Classical derivations trace to arguments by Hermann Weyl using orthogonality relations for characters and integration over maximal tori, invoking results attributed to Élie Cartan and harmonic analysis on compact groups as developed by Harish-Chandra. Algebraic proofs use highest-weight theory, Verma modules introduced by I. N. Bernstein and Joseph Bernstein in related contexts, and the Shapovalov form studied by Nikita Nekrasov and others; these approaches were refined by Bertram Kostant who related multiplicities to the Kostant partition function and homological algebra techniques of Jean-Louis Koszul. Geometric proofs employ the Borel–Weil theorem linking representation spaces to holomorphic sections on flag varieties studied by Armand Borel and André Weil, with alternative derivations using localization in equivariant cohomology developed by Michael Atiyah and Raoul Bott. Modern categorical and quantum approaches link the formula to the work of Andrei Okounkov, George Lusztig, and research in geometric representation theory stemming from Alexander Beilinson and Joseph Bernstein.
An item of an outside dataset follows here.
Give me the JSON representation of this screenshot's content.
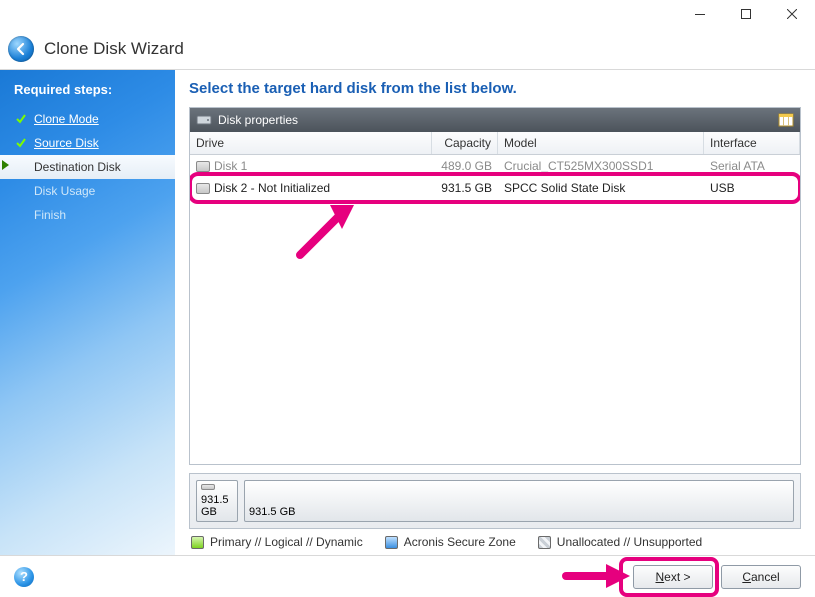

Applications and consequences

The formula yields explicit weight multiplicities for irreducible representations of classical groups such as SU(n), SO(n), and Sp(n), enabling computations used in the representation theory of finite groups of Lie type studied by Robert Steinberg and in the theory of automorphic forms developed by Robert Langlands and Harish-Chandra. It underlies character tables in the work of Richard Brauer and Issai Schur and feeds into the study of tensor product decompositions related to the Littlewood–Richardson rule associated with Alfred Littlewood and D. E. Littlewood's collaborators. The formula informs the structure of affine Lie algebras analyzed by Victor Kac and the representation-theoretic side of the Toda lattice and integrable systems investigated by Mikhail Krichever and Lax Pair-related authors. In geometric representation theory, consequences appear in the study of Schubert calculus on flag varieties by Hermann Schubert and in modular representation theory developments by George Lusztig.

Examples and computations

For the classical series, explicit instances are standard: for SU(2), the Weyl group is of order two studied in early group theory by Arthur Cayley; the formula recovers the characters of spin j representations as trigonometric Chebyshev-type expressions historically compared in works of Hermann Weyl. For SU(n), weights correspond to partitions linked to the Young diagram combinatorics of Alfred Young and characters coincide with Schur polynomials appearing in the theory of Issai Schur and symmetric functions studied by I. G. Macdonald. Computations for SO(2n), SO(2n+1), and Sp(n) use root data classified in the Cartan–Killing classification by Wilhelm Killing and Élie Cartan; explicit multiplicities follow from expansion techniques due to Bertram Kostant and combinatorial rules developed by Andrei Zelevinsky and Richard Stanley. Advanced examples include applications to affine Lie algebras in the work of Victor Kac and modular invariant partition functions in conformal field theory where authors like Alexander Zamolodchikov and P. Di Francesco connect character formulas to modular transformations.